Monday, July 09, 2018

Climate Reality training - Los Angeles - Aug 28-30

https://www.climaterealityproject.org/content/apply-climate-reality-leadership-corps-los-angeles-training

For anyone interested in attending the upcoming Climate Reality training in Los Angeles, here is the link.  It's a great collection of the latest science and impacts of climate change.  I attended the event in Pittsburgh last year, so if you are trying to be more knowledgeable as to the extent of the crisis, and to join a larger community looking to do something, then I recommend that you take the time to attend.

Tuesday, June 26, 2018

The Win of Not-Losing

Mark Suster (Upfront Ventures) has a great blog post entitled, Be Careful Not to Lose Twice.

It's a really good read about when to fight, and when to walk away (cue The Gambler).

The whole thing is worth a read, but this line really struck me:
This also applies to internal company decisions. Let’s say a senior member of your team demanded a pay increase (cash or equity) and you didn’t like the way he or she approached you. Sometimes the right thing is to firmly but politely resist the increase. Sometimes the right thing to do is to give in completely. And sometimes the right thing to do is to compromise. If you do decide to compromise then don’t be snide or mean-spirited about it after the fact. If you’re going to give him a victory then lavish praise on him as you meet his request. There’s nothing worse than consenting to the increase and having him feel pissed off about it. You lose twice.
 (bold, italics mine).

Losing sucks, and I've watched some really unethical behavior go unpunished, and that sucks too.  However, at the end, it's the final prize that matters.  Mark's right, take the optimal path, and if that involves "losing", then don't lost twice.



Monday, April 02, 2018

Seeking Alpha - Tesla Model 3 Headline

Anton Wahlman wrote for Seeking Alpha an article with the headline:

Tesla Model 3 Costs More To Charge Than A Gasoline Car


Now, the bane of many authors is that they don't write their own headline.  Assuming the math in the article is genuine, then the headline might better say:

Tesla Model 3 Costs 1/3 As Much To Charge Than A Gasoline Car

My dad asked me to explain, so here's the email that I sent him:
Well, assuming the math in the article is right, the only problem is the headline.  Tesla Model 3 does not cost more than a “gasoline” car.  It costs more than a 50+mpg super efficient HYBRID.  ($.06/mile vs $.05/mile).

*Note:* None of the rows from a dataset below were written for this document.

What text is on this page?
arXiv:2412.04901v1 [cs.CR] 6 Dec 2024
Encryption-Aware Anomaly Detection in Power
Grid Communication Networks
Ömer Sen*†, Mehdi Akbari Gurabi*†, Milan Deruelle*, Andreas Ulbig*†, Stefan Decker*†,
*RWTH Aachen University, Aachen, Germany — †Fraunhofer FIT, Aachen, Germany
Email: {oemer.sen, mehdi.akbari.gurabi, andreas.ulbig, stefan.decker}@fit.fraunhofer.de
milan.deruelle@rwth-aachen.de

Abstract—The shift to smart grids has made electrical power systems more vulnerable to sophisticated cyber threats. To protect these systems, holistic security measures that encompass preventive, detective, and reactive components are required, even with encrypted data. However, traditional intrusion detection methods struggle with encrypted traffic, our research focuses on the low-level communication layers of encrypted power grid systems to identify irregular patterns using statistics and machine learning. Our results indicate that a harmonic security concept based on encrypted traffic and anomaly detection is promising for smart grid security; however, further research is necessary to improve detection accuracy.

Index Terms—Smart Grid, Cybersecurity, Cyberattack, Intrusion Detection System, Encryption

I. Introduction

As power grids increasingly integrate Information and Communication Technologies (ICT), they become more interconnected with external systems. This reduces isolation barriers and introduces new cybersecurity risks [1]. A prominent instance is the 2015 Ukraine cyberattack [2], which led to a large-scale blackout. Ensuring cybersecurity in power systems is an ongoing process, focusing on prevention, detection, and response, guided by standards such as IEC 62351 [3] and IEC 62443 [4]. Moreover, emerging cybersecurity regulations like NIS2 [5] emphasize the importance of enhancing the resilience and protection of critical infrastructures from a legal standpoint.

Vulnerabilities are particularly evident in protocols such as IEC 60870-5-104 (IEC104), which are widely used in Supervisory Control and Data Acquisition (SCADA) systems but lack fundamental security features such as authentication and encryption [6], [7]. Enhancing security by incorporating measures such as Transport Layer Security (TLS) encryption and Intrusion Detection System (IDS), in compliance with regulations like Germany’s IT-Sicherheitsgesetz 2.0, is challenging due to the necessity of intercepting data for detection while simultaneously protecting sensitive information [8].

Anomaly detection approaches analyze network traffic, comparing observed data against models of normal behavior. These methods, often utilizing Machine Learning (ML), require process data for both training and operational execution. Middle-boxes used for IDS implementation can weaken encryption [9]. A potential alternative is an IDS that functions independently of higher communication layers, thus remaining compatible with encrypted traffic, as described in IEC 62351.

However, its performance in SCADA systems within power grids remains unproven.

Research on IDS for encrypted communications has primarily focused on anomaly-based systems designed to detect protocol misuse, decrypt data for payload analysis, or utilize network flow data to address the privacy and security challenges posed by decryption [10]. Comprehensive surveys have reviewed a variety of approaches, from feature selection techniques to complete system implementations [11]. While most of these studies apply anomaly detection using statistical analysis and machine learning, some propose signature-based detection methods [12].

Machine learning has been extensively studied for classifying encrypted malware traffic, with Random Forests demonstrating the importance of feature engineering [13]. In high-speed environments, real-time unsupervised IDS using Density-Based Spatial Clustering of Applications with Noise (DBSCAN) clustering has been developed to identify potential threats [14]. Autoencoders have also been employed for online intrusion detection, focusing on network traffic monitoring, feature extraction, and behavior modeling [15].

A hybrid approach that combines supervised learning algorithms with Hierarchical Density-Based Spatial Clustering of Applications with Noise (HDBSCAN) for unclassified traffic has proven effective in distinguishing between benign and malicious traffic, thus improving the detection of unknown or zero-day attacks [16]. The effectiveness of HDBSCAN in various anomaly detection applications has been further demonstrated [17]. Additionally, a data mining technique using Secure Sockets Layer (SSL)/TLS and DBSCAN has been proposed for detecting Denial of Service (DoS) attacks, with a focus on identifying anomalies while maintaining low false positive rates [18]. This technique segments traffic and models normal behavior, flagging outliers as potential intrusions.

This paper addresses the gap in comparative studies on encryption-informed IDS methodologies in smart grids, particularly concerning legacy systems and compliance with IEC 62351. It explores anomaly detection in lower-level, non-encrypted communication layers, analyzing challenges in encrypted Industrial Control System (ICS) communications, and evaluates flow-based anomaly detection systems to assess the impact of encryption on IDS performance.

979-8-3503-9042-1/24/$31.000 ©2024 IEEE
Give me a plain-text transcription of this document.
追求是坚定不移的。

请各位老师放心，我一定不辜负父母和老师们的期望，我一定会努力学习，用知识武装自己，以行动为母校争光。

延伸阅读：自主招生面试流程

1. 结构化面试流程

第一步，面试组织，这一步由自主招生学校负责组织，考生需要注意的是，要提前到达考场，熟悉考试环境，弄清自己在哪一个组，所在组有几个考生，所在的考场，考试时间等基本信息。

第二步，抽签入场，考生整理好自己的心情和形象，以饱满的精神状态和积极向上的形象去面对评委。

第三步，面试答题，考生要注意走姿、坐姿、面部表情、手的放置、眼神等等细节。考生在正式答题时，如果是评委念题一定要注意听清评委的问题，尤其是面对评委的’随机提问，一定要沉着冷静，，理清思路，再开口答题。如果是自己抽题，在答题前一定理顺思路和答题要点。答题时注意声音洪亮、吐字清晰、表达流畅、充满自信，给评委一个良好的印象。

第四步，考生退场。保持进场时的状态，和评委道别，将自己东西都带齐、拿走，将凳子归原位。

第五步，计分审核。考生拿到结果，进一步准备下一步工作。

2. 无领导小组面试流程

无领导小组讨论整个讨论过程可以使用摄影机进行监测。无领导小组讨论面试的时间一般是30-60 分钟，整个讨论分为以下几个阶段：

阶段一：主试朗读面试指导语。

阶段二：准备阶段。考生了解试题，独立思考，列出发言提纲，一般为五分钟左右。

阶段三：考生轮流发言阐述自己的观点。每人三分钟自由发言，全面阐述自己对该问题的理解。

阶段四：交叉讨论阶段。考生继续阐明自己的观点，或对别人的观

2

And that’s assuming that you charge at a supercharger at $.24/kWh electricity price.  My price at home is $.18/kWh and in most of the US it is less.  So, that’s dropping it to $.04/kwh right there (vs the $.05 for hybrids).

And, with a hybrid, you are exposed to fuel price risk (although, with EVs, you are exposed to electricity price risk).  None of this speaks to the fact that you can cap your electricity price risk with solar panels.

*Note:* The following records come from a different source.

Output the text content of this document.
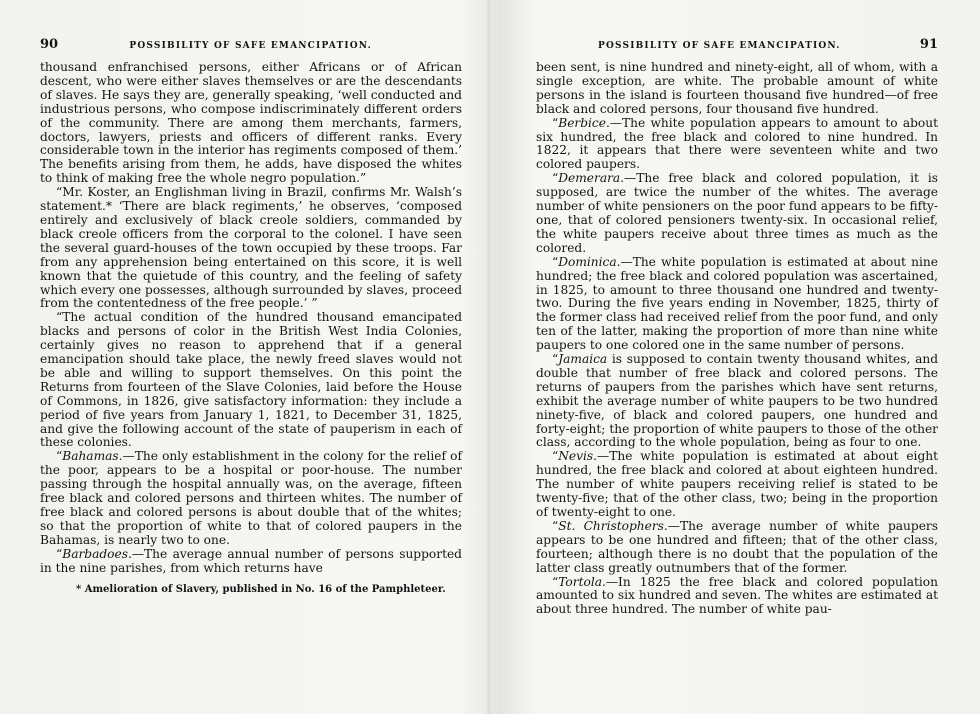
90	POSSIBILITY OF SAFE EMANCIPATION.

thousand enfranchised persons, either Africans or of African descent, who were either slaves themselves or are the descendants of slaves. He says they are, generally speaking, ‘well conducted and industrious persons, who compose indiscriminately different orders of the community. There are among them merchants, farmers, doctors, lawyers, priests and officers of different ranks. Every considerable town in the interior has regiments composed of them.’ The benefits arising from them, he adds, have disposed the whites to think of making free the whole negro population.”

“Mr. Koster, an Englishman living in Brazil, confirms Mr. Walsh’s statement.* ‘There are black regiments,’ he observes, ‘composed entirely and exclusively of black creole soldiers, commanded by black creole officers from the corporal to the colonel. I have seen the several guard-houses of the town occupied by these troops. Far from any apprehension being entertained on this score, it is well known that the quietude of this country, and the feeling of safety which every one possesses, although surrounded by slaves, proceed from the contentedness of the free people.’ ”

“The actual condition of the hundred thousand emancipated blacks and persons of color in the British West India Colonies, certainly gives no reason to apprehend that if a general emancipation should take place, the newly freed slaves would not be able and willing to support themselves. On this point the Returns from fourteen of the Slave Colonies, laid before the House of Commons, in 1826, give satisfactory information: they include a period of five years from January 1, 1821, to December 31, 1825, and give the following account of the state of pauperism in each of these colonies.

“Bahamas.—The only establishment in the colony for the relief of the poor, appears to be a hospital or poor-house. The number passing through the hospital annually was, on the average, fifteen free black and colored persons and thirteen whites. The number of free black and colored persons is about double that of the whites; so that the proportion of white to that of colored paupers in the Bahamas, is nearly two to one.

“Barbadoes.—The average annual number of persons supported in the nine parishes, from which returns have

* Amelioration of Slavery, published in No. 16 of the Pamphleteer.
POSSIBILITY OF SAFE EMANCIPATION.	91

been sent, is nine hundred and ninety-eight, all of whom, with a single exception, are white. The probable amount of white persons in the island is fourteen thousand five hundred—of free black and colored persons, four thousand five hundred.

“Berbice.—The white population appears to amount to about six hundred, the free black and colored to nine hundred. In 1822, it appears that there were seventeen white and two colored paupers.

“Demerara.—The free black and colored population, it is supposed, are twice the number of the whites. The average number of white pensioners on the poor fund appears to be fifty-one, that of colored pensioners twenty-six. In occasional relief, the white paupers receive about three times as much as the colored.

“Dominica.—The white population is estimated at about nine hundred; the free black and colored population was ascertained, in 1825, to amount to three thousand one hundred and twenty-two. During the five years ending in November, 1825, thirty of the former class had received relief from the poor fund, and only ten of the latter, making the proportion of more than nine white paupers to one colored one in the same number of persons.

“Jamaica is supposed to contain twenty thousand whites, and double that number of free black and colored persons. The returns of paupers from the parishes which have sent returns, exhibit the average number of white paupers to be two hundred ninety-five, of black and colored paupers, one hundred and forty-eight; the proportion of white paupers to those of the other class, according to the whole population, being as four to one.

“Nevis.—The white population is estimated at about eight hundred, the free black and colored at about eighteen hundred. The number of white paupers receiving relief is stated to be twenty-five; that of the other class, two; being in the proportion of twenty-eight to one.

“St. Christophers.—The average number of white paupers appears to be one hundred and fifteen; that of the other class, fourteen; although there is no doubt that the population of the latter class greatly outnumbers that of the former.

“Tortola.—In 1825 the free black and colored population amounted to six hundred and seven. The whites are estimated at about three hundred. The number of white pau-
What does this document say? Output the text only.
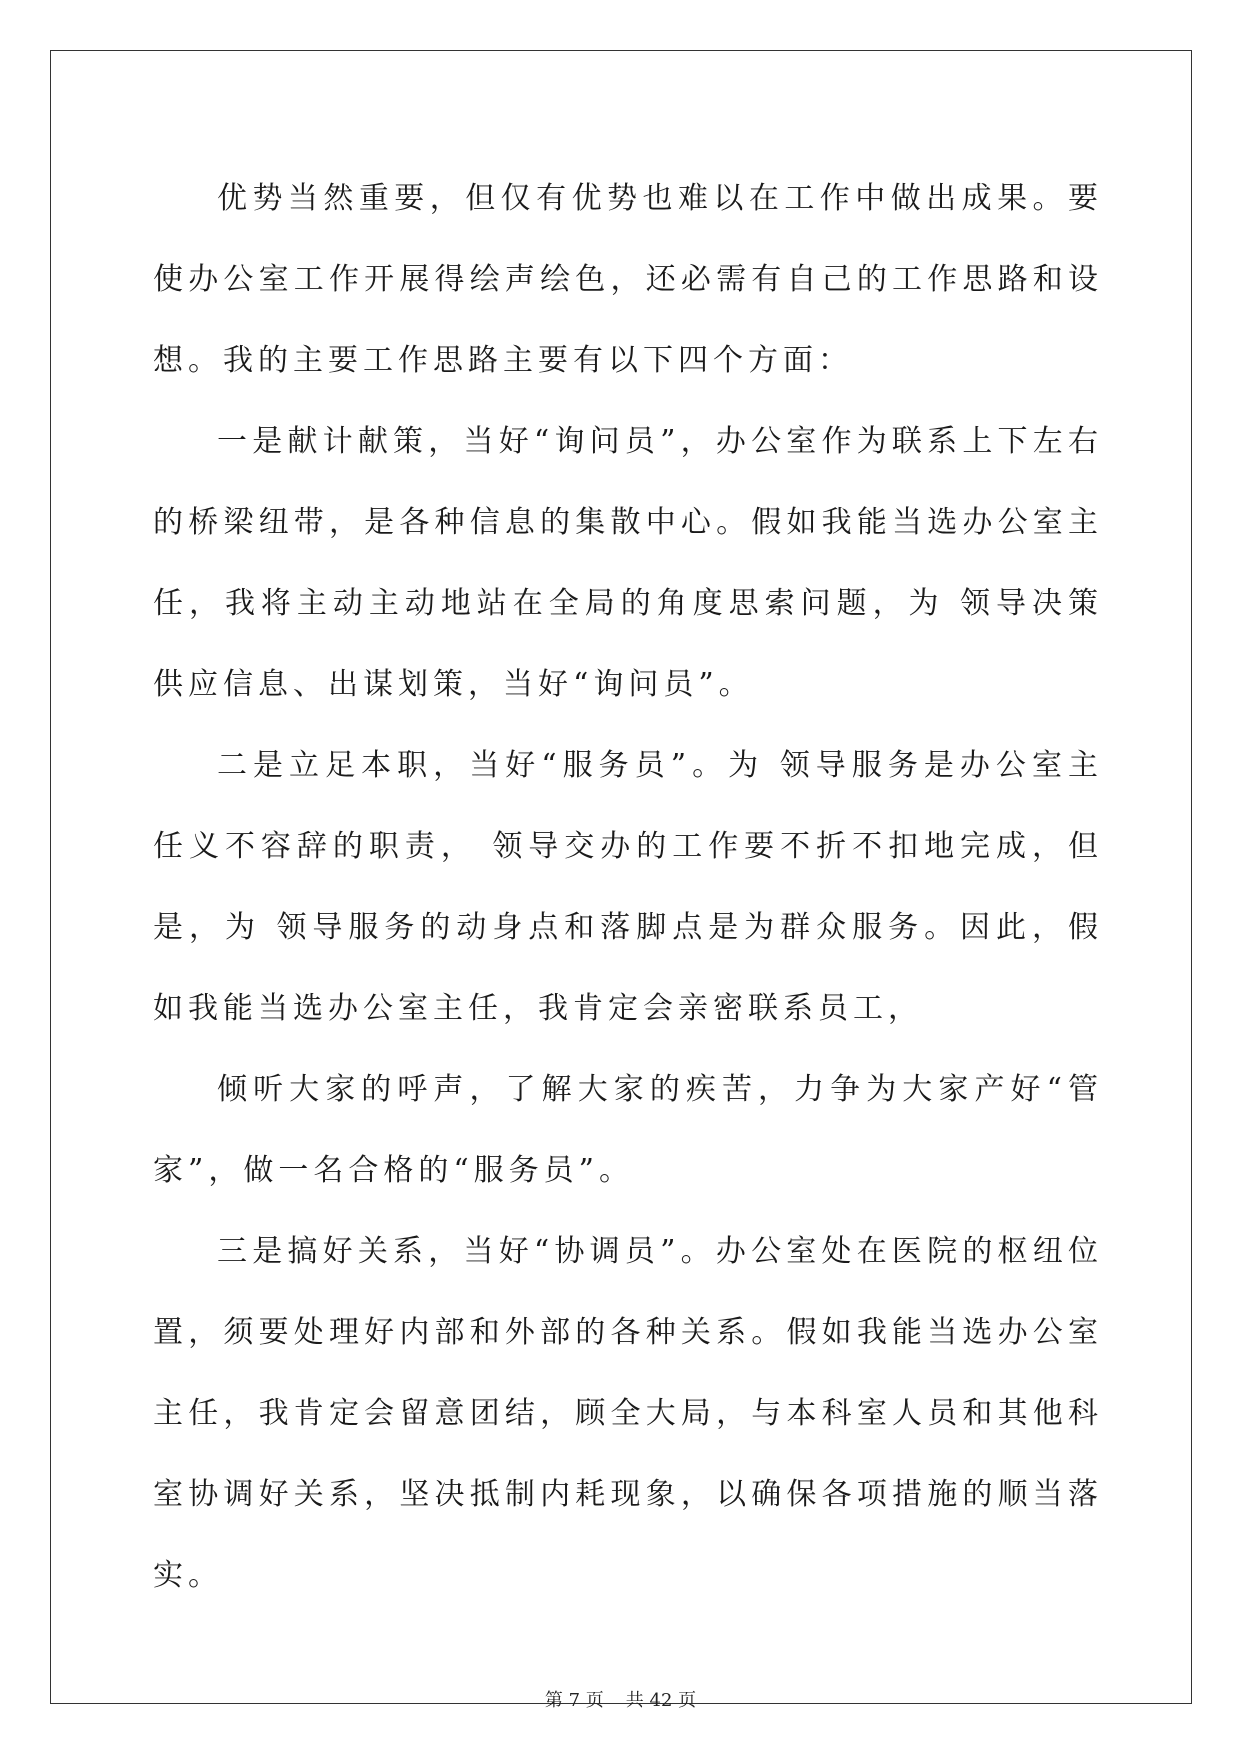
优势当然重要，但仅有优势也难以在工作中做出成果。要使办公室工作开展得绘声绘色，还必需有自己的工作思路和设想。我的主要工作思路主要有以下四个方面：

一是献计献策，当好“询问员”，办公室作为联系上下左右的桥梁纽带，是各种信息的集散中心。假如我能当选办公室主任，我将主动主动地站在全局的角度思索问题，为 领导决策供应信息、出谋划策，当好“询问员”。

二是立足本职，当好“服务员”。为 领导服务是办公室主任义不容辞的职责， 领导交办的工作要不折不扣地完成，但是，为 领导服务的动身点和落脚点是为群众服务。因此，假如我能当选办公室主任，我肯定会亲密联系员工，

倾听大家的呼声，了解大家的疾苦，力争为大家产好“管家”，做一名合格的“服务员”。

三是搞好关系，当好“协调员”。办公室处在医院的枢纽位置，须要处理好内部和外部的各种关系。假如我能当选办公室主任，我肯定会留意团结，顾全大局，与本科室人员和其他科室协调好关系，坚决抵制内耗现象，以确保各项措施的顺当落实。

第 7 页 共 42 页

So…yeah, if you want to buy an EV, and only charge it at superchargers, it might cost more than getting a super efficient hybrid.  But, if you charge it from home, that doesn’t apply - although changing electricity or gas prices could flip the answer back and forth either way.

But, seeing as my Acura gets 25mpg (and is pretty efficient typical car), then a “gasoline” car really costs $.12/mi (by their math), and so a Tesla Model 3 charged from home costs $.04/mi, or a THIRD of the cost of a “gasoline” car.  So the headline should be:

Tesla Model 3 Costs 1/3 as Much Per Mile As Gasoline Car

(and we haven’t even factored in zero oil changes, wearable parts, etc).

(and all of this assumes the entire article’s methodology is correct - I just used the right numbers.  His whole analysis could be wrong, but I’m taking it on faith that it’s correct).